Quand je rentrai à l'appart', j'en avais plein la tête. Kate n'avait pas arrêté de parler, que ce soit pour m'expliquer les cours ou me rapporter tout ce que j'avais loupé. Ainsi, j'avais appris qu'elle et Riley s'étaient très rapprochés et qu'elle était optimiste sur sa futur relation avec lui. Ainsi, elle avait confirmé mes dires sur le fait qu'elle était amoureuse de Riley et que bientôt il y aurait un nouveau couple dans le groupe.

De plus, j'avais appris qu'elle avait fait la connaissance, durant mon absence, d'une fille « super sympa », selon ses dires, et qu'elle me la présenterait lundi, ayant le même emploi de temps que nous.

Je me laissai tomber sur le canapé, toujours chaussée, et lâchai mon sac qui atterrit près de mes pieds. Je calai ma tête contre le dossier et fermai les yeux, essayant de me vider la tête un instant.

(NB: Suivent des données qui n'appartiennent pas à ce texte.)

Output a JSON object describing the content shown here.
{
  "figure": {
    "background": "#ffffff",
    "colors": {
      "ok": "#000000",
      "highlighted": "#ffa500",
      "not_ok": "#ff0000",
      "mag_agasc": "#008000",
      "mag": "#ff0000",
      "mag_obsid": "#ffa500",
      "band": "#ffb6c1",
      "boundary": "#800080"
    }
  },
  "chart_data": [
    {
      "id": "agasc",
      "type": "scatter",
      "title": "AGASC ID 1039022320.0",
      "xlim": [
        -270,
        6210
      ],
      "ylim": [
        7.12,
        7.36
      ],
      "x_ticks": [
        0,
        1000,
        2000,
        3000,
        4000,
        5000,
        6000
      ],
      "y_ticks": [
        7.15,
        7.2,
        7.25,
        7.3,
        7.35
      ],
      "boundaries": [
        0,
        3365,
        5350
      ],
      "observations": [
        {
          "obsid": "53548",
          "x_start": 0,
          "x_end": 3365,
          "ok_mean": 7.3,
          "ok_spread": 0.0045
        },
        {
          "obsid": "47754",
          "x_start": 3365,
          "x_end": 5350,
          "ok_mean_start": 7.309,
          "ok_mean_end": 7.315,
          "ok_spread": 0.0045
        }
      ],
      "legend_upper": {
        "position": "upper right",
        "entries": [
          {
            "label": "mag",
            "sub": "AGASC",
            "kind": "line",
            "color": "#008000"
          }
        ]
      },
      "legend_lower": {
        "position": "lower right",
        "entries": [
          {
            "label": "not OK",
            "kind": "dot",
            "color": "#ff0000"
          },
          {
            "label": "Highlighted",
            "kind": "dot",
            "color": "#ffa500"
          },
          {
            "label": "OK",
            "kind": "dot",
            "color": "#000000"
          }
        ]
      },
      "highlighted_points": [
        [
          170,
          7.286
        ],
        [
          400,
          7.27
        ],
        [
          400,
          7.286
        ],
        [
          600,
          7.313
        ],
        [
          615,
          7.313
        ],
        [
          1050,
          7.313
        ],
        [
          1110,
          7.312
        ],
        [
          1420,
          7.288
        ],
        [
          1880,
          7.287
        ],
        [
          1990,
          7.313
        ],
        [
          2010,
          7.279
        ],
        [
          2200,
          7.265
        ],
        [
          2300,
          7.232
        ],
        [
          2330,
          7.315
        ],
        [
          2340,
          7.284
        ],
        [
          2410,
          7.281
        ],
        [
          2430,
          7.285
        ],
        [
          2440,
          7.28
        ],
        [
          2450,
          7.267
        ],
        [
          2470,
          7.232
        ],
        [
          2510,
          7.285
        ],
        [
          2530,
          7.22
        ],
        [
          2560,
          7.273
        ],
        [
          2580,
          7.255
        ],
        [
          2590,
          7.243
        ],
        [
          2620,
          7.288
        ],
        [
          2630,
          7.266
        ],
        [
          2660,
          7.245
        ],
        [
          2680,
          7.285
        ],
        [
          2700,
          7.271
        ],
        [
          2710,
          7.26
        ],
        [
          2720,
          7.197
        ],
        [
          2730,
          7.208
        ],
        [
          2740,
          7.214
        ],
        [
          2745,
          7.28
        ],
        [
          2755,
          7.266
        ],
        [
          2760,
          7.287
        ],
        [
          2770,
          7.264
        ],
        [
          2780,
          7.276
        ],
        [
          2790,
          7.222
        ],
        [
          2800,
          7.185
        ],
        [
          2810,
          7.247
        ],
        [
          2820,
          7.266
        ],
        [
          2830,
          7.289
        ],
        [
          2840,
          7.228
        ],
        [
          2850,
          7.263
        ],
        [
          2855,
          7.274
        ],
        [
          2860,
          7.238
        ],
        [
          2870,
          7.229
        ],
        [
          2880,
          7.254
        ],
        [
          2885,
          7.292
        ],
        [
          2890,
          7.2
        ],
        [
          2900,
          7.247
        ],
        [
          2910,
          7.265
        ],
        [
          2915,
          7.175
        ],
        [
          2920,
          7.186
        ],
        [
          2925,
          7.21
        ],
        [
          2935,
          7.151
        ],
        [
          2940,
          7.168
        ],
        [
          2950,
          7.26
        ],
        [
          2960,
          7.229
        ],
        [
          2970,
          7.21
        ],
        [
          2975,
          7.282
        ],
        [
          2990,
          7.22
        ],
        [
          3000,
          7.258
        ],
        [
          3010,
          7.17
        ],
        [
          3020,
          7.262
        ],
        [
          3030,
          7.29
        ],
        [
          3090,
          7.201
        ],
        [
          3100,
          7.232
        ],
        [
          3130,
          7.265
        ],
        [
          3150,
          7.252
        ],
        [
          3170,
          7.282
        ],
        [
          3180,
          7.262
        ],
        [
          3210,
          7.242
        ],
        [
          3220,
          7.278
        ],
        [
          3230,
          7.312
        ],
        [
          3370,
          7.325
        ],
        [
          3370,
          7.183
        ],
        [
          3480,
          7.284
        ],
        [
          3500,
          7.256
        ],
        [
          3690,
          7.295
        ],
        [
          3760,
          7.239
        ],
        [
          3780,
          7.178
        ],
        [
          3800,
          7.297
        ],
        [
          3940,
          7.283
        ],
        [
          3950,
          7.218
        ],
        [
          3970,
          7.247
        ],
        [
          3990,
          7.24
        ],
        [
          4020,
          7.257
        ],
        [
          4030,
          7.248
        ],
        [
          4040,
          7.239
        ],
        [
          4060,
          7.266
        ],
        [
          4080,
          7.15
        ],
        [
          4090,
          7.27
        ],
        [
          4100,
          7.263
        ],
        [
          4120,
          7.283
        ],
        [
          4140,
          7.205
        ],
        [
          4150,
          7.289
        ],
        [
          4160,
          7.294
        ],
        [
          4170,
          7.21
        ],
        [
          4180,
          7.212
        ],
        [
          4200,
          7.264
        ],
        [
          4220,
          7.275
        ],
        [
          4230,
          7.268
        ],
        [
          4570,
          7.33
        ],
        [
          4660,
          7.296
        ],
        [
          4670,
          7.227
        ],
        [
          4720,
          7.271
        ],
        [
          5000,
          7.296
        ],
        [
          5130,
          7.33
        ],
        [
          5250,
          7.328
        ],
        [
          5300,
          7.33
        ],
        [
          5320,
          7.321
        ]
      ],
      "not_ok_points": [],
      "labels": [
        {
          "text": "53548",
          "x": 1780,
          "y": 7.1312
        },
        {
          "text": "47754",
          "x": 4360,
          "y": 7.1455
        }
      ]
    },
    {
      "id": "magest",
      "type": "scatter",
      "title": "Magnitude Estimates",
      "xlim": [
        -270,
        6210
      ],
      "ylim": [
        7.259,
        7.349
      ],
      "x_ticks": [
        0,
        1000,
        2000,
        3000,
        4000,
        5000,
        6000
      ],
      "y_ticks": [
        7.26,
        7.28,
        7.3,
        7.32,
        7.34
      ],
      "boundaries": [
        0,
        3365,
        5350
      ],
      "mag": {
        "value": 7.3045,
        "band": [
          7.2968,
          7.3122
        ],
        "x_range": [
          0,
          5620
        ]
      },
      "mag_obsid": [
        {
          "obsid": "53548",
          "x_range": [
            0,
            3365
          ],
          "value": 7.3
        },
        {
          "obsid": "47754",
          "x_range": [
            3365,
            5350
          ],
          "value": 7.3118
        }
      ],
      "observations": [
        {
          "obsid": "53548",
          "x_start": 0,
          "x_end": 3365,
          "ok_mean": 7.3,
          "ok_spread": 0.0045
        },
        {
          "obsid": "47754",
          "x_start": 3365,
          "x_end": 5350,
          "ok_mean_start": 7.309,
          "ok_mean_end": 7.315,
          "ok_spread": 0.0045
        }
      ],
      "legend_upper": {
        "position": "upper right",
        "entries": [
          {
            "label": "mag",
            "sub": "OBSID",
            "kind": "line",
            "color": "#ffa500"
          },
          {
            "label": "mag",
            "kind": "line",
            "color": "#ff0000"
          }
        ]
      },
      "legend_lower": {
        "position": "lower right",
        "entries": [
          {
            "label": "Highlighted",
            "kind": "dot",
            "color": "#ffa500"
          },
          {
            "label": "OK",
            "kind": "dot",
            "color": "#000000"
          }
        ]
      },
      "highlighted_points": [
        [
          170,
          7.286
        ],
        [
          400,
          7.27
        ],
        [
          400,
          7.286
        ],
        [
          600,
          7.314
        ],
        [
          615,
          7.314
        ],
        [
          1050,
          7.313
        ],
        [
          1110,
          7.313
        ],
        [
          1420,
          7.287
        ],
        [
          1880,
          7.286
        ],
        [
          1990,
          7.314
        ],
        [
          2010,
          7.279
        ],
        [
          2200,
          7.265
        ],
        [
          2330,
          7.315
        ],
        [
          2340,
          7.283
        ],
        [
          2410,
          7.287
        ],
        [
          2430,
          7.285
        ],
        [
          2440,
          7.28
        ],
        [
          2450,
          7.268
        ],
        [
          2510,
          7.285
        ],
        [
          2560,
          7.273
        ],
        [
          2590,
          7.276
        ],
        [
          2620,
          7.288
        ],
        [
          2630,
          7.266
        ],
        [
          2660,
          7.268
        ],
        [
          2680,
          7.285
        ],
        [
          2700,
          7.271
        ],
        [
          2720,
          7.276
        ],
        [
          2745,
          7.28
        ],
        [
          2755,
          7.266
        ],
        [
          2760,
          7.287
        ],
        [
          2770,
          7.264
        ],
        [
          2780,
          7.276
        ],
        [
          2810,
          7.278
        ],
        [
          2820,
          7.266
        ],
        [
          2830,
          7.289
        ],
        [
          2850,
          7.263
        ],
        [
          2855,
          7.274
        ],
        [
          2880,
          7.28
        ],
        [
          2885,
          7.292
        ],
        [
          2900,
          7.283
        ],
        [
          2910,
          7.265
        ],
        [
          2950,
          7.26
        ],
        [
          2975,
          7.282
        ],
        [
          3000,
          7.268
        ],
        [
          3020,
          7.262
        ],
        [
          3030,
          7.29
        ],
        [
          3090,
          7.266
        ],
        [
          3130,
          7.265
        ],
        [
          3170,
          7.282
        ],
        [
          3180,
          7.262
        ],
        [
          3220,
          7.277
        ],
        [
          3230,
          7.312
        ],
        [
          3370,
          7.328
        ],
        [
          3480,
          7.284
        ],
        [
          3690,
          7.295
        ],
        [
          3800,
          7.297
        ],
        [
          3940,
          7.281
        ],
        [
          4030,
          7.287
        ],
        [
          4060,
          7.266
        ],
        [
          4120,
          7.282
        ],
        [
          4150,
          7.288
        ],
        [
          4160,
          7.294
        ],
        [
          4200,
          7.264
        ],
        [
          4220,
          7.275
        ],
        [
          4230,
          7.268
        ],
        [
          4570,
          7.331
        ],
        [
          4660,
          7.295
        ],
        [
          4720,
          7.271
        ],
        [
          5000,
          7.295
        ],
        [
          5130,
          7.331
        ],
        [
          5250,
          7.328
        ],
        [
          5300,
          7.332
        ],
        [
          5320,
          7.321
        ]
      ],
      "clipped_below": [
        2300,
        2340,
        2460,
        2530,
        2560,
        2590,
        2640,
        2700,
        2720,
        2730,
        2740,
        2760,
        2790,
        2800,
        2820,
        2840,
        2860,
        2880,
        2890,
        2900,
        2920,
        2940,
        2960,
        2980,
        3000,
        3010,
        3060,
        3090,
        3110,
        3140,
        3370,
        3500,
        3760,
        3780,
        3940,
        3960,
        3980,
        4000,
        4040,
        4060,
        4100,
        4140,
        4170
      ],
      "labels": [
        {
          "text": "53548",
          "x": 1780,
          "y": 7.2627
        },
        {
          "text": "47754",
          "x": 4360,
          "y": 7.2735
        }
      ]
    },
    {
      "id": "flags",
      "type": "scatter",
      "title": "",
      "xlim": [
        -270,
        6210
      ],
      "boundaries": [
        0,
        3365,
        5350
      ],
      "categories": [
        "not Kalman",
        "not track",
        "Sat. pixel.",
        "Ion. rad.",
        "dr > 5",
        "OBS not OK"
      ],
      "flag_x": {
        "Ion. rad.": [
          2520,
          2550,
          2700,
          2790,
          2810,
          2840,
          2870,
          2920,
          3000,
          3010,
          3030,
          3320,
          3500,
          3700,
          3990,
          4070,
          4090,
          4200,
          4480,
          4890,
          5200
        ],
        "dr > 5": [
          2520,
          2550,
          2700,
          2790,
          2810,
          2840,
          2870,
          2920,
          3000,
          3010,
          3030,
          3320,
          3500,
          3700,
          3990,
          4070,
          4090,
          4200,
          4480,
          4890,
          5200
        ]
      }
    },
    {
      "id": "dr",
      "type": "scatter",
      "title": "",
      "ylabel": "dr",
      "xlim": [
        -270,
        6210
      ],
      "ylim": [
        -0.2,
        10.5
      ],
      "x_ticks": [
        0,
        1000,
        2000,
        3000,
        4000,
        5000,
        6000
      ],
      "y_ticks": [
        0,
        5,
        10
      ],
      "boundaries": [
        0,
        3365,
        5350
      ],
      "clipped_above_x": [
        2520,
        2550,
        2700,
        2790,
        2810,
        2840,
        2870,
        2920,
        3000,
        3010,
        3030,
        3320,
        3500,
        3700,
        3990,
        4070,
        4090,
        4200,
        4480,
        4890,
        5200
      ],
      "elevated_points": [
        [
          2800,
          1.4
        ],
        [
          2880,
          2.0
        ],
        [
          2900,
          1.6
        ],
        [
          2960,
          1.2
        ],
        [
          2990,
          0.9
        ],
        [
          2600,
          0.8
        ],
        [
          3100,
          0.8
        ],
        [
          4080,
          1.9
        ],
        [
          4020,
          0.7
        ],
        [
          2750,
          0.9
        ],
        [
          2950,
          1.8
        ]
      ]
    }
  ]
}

Cependant, je n'y arrivai pas donc je pris une douche bien chaude.

Dès que je fus vêtue d'une nuisette, je m'affairai à la cuisine, en attendant que Jasper rentre.

Je mettais la table quand il rentra enfin.

- Hey! Ça sent bon! Tu fais quoi?

- T'en as mis du temps pour rentrer! Vous aviez besoin de tout ce temps pour te faire rattraper les cours? Ripostai-je en allant voir la cuisson du dîner. Je ne savais pas pourquoi je lui avais dit ça. Je n'avais pas l'habitude de me prendre la tête pour ce genre de détail.

- Qu'est-ce que tu as? Pourquoi tu es énervée?

Je soupirai, puis m'excusai.

- Tu as une migraine?

- Un début, oui. Approuvai-je. Ça pouvait expliquer ma réaction.

Tout au long de cet échange, je n'avais pas daigné me retourner pour lui faire face, me contentant de surveiller la cuisson de la purée et des steaks hachés.

Il m'encercla la taille de ses bras réconfortants, qui réussissaient toujours à m'apaiser. Il embrassa ma nuque dégagée de mes cheveux par un chignon fait à la va-vite dont quelques mèches en sortaient. Je frissonnai sous ses baisers sur ma nuque, mes joues, mes cheveux et mes épaules.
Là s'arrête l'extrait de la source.